The expectations are so meagre that Marsch calls the game a “free hit”, where his team would play sans the burden of expectations, or the pressure of playing in front of the home crowd, as was evidenced in their nervous last group game against Switzerland. Whether Marsch, a grisly midfielder in his day, was playing the underdog card is uncertain, but Canada’s ouster wouldn’t shock the world. Losing to a team ranked sixth would be no shame. Already, this is the deepest they have ever progressed in a World Cup. The country would not wallow in mourning. “Let’s go for it like we have nothing to lose. Everyone’s gonna expect us to lose anyway, so let’s really go for it,” he said.

But they could drink from the oasis of hope. The tournament has been a hymn to the underdog spirit; Paraguay upended four-time world champions Germany; Congo led England for almost 70 minutes; Cape Verde held Uruguay, Spain and Saudi Arabia. And Canada, theoretically, has a stronger, systematic group of individuals than the aforementioned sides.

They have deeper gears than teams think they have. The team’s identity was a high-energy, emotion-fuelled game underpinned by shapeshifting structures. There was an element of chaos, like Marsch’s Leeds days under Marcelo Bielsa. But against South Africa, and a pre-World Cup friendly against Colombia, they showed they could be a better organised group when they defend in a compact mid-block, press aggressively and stifle adversaries. Against South Africa, they were happy without possession, and ventured onto the front foot only when the opportunity was too welcoming. Morocco are not the happiest when tasked with breaching well-knit defensive blocks.
Living on hope

The Canadians could switch seamlessly through the gears, their transitions are fast, and unlike most other teams they have encountered thus far, Morocco’s wont is to attack, not sequester into low blocks.

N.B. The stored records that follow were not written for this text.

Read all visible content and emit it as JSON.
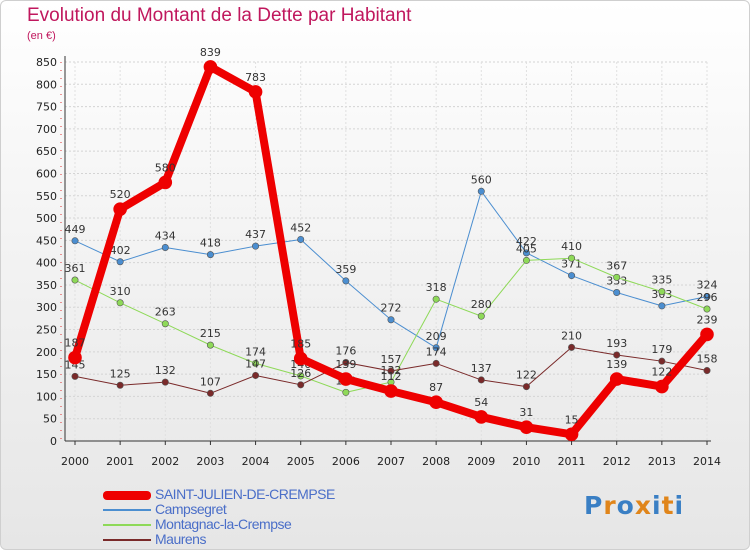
{
  "header": {
    "title": "Evolution du Montant de la Dette par Habitant",
    "unit": "(en €)"
  },
  "logo": {
    "text": "Proxiti",
    "letters": [
      "P",
      "r",
      "o",
      "x",
      "i",
      "t",
      "i"
    ],
    "letter_colors": [
      "#3a7fc4",
      "#e0851a",
      "#3a7fc4",
      "#e0851a",
      "#3a7fc4",
      "#e0851a",
      "#3a7fc4"
    ]
  },
  "chart_data": {
    "type": "line",
    "title": "Evolution du Montant de la Dette par Habitant",
    "ylabel": "(en €)",
    "xlabel": "",
    "x": [
      "2000",
      "2001",
      "2002",
      "2003",
      "2004",
      "2005",
      "2006",
      "2007",
      "2008",
      "2009",
      "2010",
      "2011",
      "2012",
      "2013",
      "2014"
    ],
    "ylim": [
      0,
      850
    ],
    "yticks": [
      0,
      50,
      100,
      150,
      200,
      250,
      300,
      350,
      400,
      450,
      500,
      550,
      600,
      650,
      700,
      750,
      800,
      850
    ],
    "grid": true,
    "legend_position": "bottom",
    "series": [
      {
        "name": "SAINT-JULIEN-DE-CREMPSE",
        "color": "#ee0000",
        "width": 8,
        "values": [
          187,
          520,
          580,
          839,
          783,
          185,
          139,
          112,
          87,
          54,
          31,
          15,
          139,
          122,
          239
        ],
        "labels": [
          "187",
          "520",
          "580",
          "839",
          "783",
          "185",
          "139",
          "112",
          "87",
          "54",
          "31",
          "15",
          "139",
          "122",
          "239"
        ]
      },
      {
        "name": "Campsegret",
        "color": "#4b8ed0",
        "width": 1,
        "values": [
          449,
          402,
          434,
          418,
          437,
          452,
          359,
          272,
          209,
          560,
          422,
          371,
          333,
          303,
          324
        ],
        "labels": [
          "449",
          "402",
          "434",
          "418",
          "437",
          "452",
          "359",
          "272",
          "209",
          "560",
          "422",
          "371",
          "333",
          "303",
          "324"
        ]
      },
      {
        "name": "Montagnac-la-Crempse",
        "color": "#8ed958",
        "width": 1,
        "values": [
          361,
          310,
          263,
          215,
          174,
          146,
          109,
          132,
          318,
          280,
          405,
          410,
          367,
          335,
          296
        ],
        "labels": [
          "361",
          "310",
          "263",
          "215",
          "174",
          "146",
          "109",
          "132",
          "318",
          "280",
          "405",
          "410",
          "367",
          "335",
          "296"
        ]
      },
      {
        "name": "Maurens",
        "color": "#7a2a2a",
        "width": 1,
        "values": [
          145,
          125,
          132,
          107,
          147,
          126,
          176,
          157,
          174,
          137,
          122,
          210,
          193,
          179,
          158
        ],
        "labels": [
          "145",
          "125",
          "132",
          "107",
          "147",
          "126",
          "176",
          "157",
          "174",
          "137",
          "122",
          "210",
          "193",
          "179",
          "158"
        ]
      }
    ]
  }
}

They have pace on the flanks and would look to exploit left-back Noussair Mazraoui immobility, even though defensively he has been excellent, compared to right-back Achraf Hakimi’s blinding pace. The Dutch frustrated them with five men at the back, suffocating the channels and dishevelling their fluidity. Morocco’s defence is a stop-gap one with injuries to the first-choice centre-back pairing of Ez Abde and Nayef Aguerd.

Almost all their build-ups are through the right side as well. Restricting Hakimi’s clout would be central to stopping them. If Alphonso Davies were optimally fit, it could have been the headline match-up. But with the imaginative Ismael Kone out of the World Cup with a broken leg, Davies could potentially start. For a more compact midfield, Marsch could employ Mathieu Choinière to break down Morocco’s midfield.

But Morocco, most of them bred in robust European football academies, are not only an incredibly technical side but also an intensely physical one. Marsch’s men have to match them physically. A fleeting relief is that Morocco have been aimless with their finishing, except when they pumped four goals against Haiti. In all other games, they nicked just a goal, that sufficed for a victory or draw. The defence is not entirely fool-proof, as Haiti showed, pumping two goals.